A special display has been added: a gallery designed by Alec Cobbe known as The Ark, which displays 20 precious Tradescant items on loan from the Ashmolean in Oxford, a cabinet of curiosities conceived in homage to Tradescants’ own museum, one of the wonders of 17th-century London.”

A heritage fruit possibly grown by the Tradescants
One of the exhibitions that particularly interested me was Tradescant’s Orchard: A Celebration of Botanical Art. Fifty modern botanical artists painted heritage fruits that are displayed alongside ‘The Tradescants’ Orchard’, a 17th century volume of 66 watercolors depicting fruit varieties that John Tradescant and his son might have grown in their market garden at Lambeth.

That exhibition made me rethink the idea of taking a course in botanical art I’d once considered.

Take a seat inside the shed and watch short films about folks and their gardens (Courtesy the Garden Museum)

The museum also features new learning spaces, a gift shop and a large café that was doing a brisk business.
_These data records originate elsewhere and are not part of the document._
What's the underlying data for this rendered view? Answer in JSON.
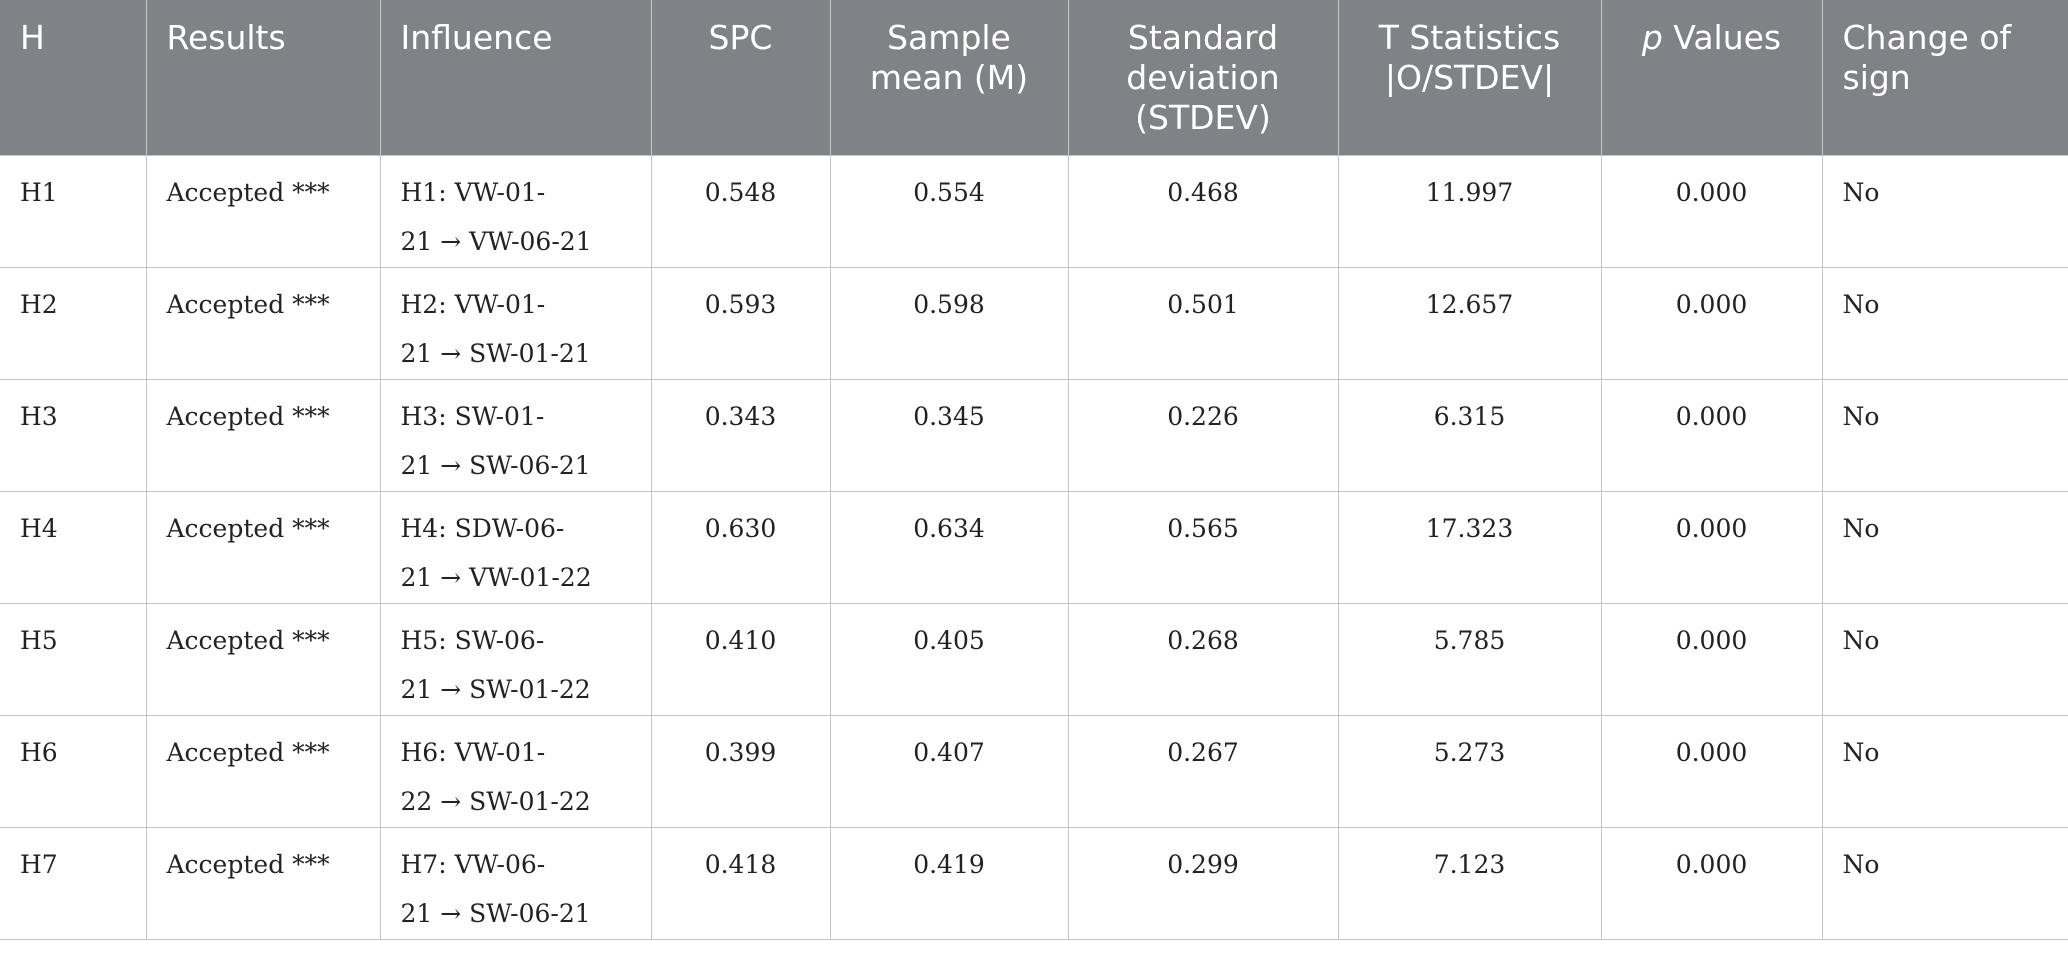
{
  "table": {
    "headers": {
      "h": "H",
      "results": "Results",
      "influence": "Influence",
      "spc": "SPC",
      "sample_mean": "Sample mean (M)",
      "std_dev": "Standard deviation (STDEV)",
      "t_stat": "T Statistics |O/STDEV|",
      "p_italic": "p",
      "p_rest": " Values",
      "change_of_sign": "Change of sign"
    },
    "rows": [
      {
        "h": "H1",
        "result": "Accepted ***",
        "influence": "H1: VW-01-\n21 → VW-06-21",
        "spc": "0.548",
        "mean": "0.554",
        "stdev": "0.468",
        "t": "11.997",
        "p": "0.000",
        "sign": "No"
      },
      {
        "h": "H2",
        "result": "Accepted ***",
        "influence": "H2: VW-01-\n21 → SW-01-21",
        "spc": "0.593",
        "mean": "0.598",
        "stdev": "0.501",
        "t": "12.657",
        "p": "0.000",
        "sign": "No"
      },
      {
        "h": "H3",
        "result": "Accepted ***",
        "influence": "H3: SW-01-\n21 → SW-06-21",
        "spc": "0.343",
        "mean": "0.345",
        "stdev": "0.226",
        "t": "6.315",
        "p": "0.000",
        "sign": "No"
      },
      {
        "h": "H4",
        "result": "Accepted ***",
        "influence": "H4: SDW-06-\n21 → VW-01-22",
        "spc": "0.630",
        "mean": "0.634",
        "stdev": "0.565",
        "t": "17.323",
        "p": "0.000",
        "sign": "No"
      },
      {
        "h": "H5",
        "result": "Accepted ***",
        "influence": "H5: SW-06-\n21 → SW-01-22",
        "spc": "0.410",
        "mean": "0.405",
        "stdev": "0.268",
        "t": "5.785",
        "p": "0.000",
        "sign": "No"
      },
      {
        "h": "H6",
        "result": "Accepted ***",
        "influence": "H6: VW-01-\n22 → SW-01-22",
        "spc": "0.399",
        "mean": "0.407",
        "stdev": "0.267",
        "t": "5.273",
        "p": "0.000",
        "sign": "No"
      },
      {
        "h": "H7",
        "result": "Accepted ***",
        "influence": "H7: VW-06-\n21 → SW-06-21",
        "spc": "0.418",
        "mean": "0.419",
        "stdev": "0.299",
        "t": "7.123",
        "p": "0.000",
        "sign": "No"
      }
    ]
  }
}
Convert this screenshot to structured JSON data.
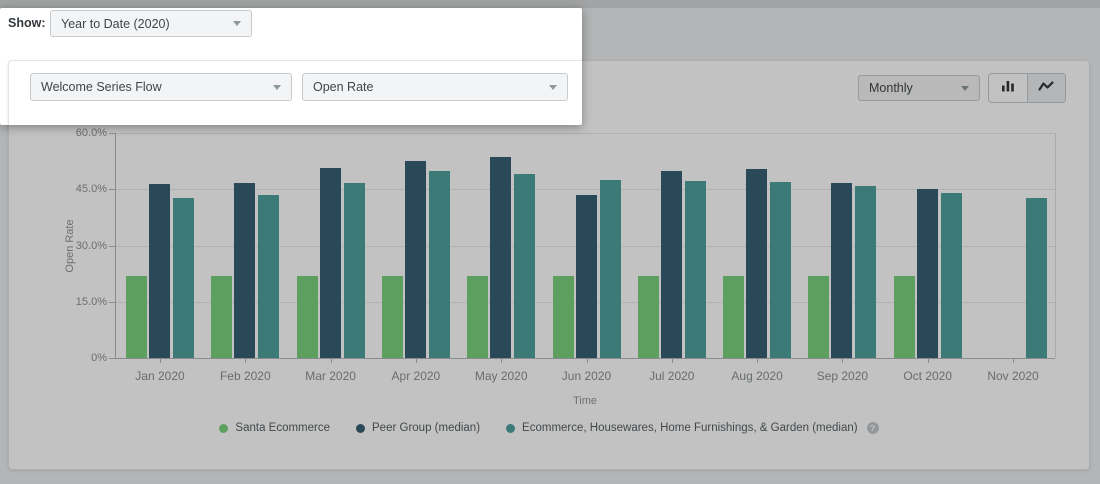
{
  "page": {
    "show_label": "Show:"
  },
  "filters": {
    "date_range": {
      "value": "Year to Date (2020)"
    },
    "flow": {
      "value": "Welcome Series Flow"
    },
    "metric": {
      "value": "Open Rate"
    },
    "granularity": {
      "value": "Monthly"
    }
  },
  "toolbar": {
    "chart_type_active": "bar",
    "chart_type_options": [
      "bar",
      "line"
    ]
  },
  "theme": {
    "page_bg": "#eceef0",
    "card_bg": "#ffffff",
    "dim_overlay": "rgba(0,0,0,0.24)",
    "series_green": "#7ad27c",
    "series_navy": "#376174",
    "series_teal": "#50a19e"
  },
  "chart_data": {
    "type": "bar",
    "title": "",
    "xlabel": "Time",
    "ylabel": "Open Rate",
    "ylim": [
      0,
      60
    ],
    "grid": true,
    "legend_position": "bottom",
    "yticks": [
      {
        "value": 0,
        "label": "0%"
      },
      {
        "value": 15,
        "label": "15.0%"
      },
      {
        "value": 30,
        "label": "30.0%"
      },
      {
        "value": 45,
        "label": "45.0%"
      },
      {
        "value": 60,
        "label": "60.0%"
      }
    ],
    "categories": [
      "Jan 2020",
      "Feb 2020",
      "Mar 2020",
      "Apr 2020",
      "May 2020",
      "Jun 2020",
      "Jul 2020",
      "Aug 2020",
      "Sep 2020",
      "Oct 2020",
      "Nov 2020"
    ],
    "series": [
      {
        "name": "Santa Ecommerce",
        "color": "#7ad27c",
        "values": [
          22,
          22,
          22,
          22,
          22,
          22,
          22,
          22,
          22,
          22,
          null
        ]
      },
      {
        "name": "Peer Group (median)",
        "color": "#376174",
        "values": [
          46.3,
          46.8,
          50.6,
          52.6,
          53.5,
          43.5,
          50.0,
          50.5,
          46.8,
          45.2,
          null
        ]
      },
      {
        "name": "Ecommerce, Housewares, Home Furnishings, & Garden (median)",
        "color": "#50a19e",
        "help_icon": true,
        "values": [
          42.8,
          43.6,
          46.8,
          50.0,
          49.2,
          47.5,
          47.3,
          47.0,
          45.9,
          44.0,
          42.8
        ]
      }
    ]
  }
}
In addition, the 14th century medieval tower will be open to the public for the first time. The observation platform offers a splendid view of the Thames and London skyline.

I understand new plantings related to Tradescant discoveries are slated for the courtyard. To be fair, the museum just reopened in late May and I’m sure the result will be impressive. If I hadn’t felt so lousy and I hadn’t seen the original garden, I probably would have been delighted.

I may have been a bit disappointed this trip, but if you are a mad keen gardener, you must go.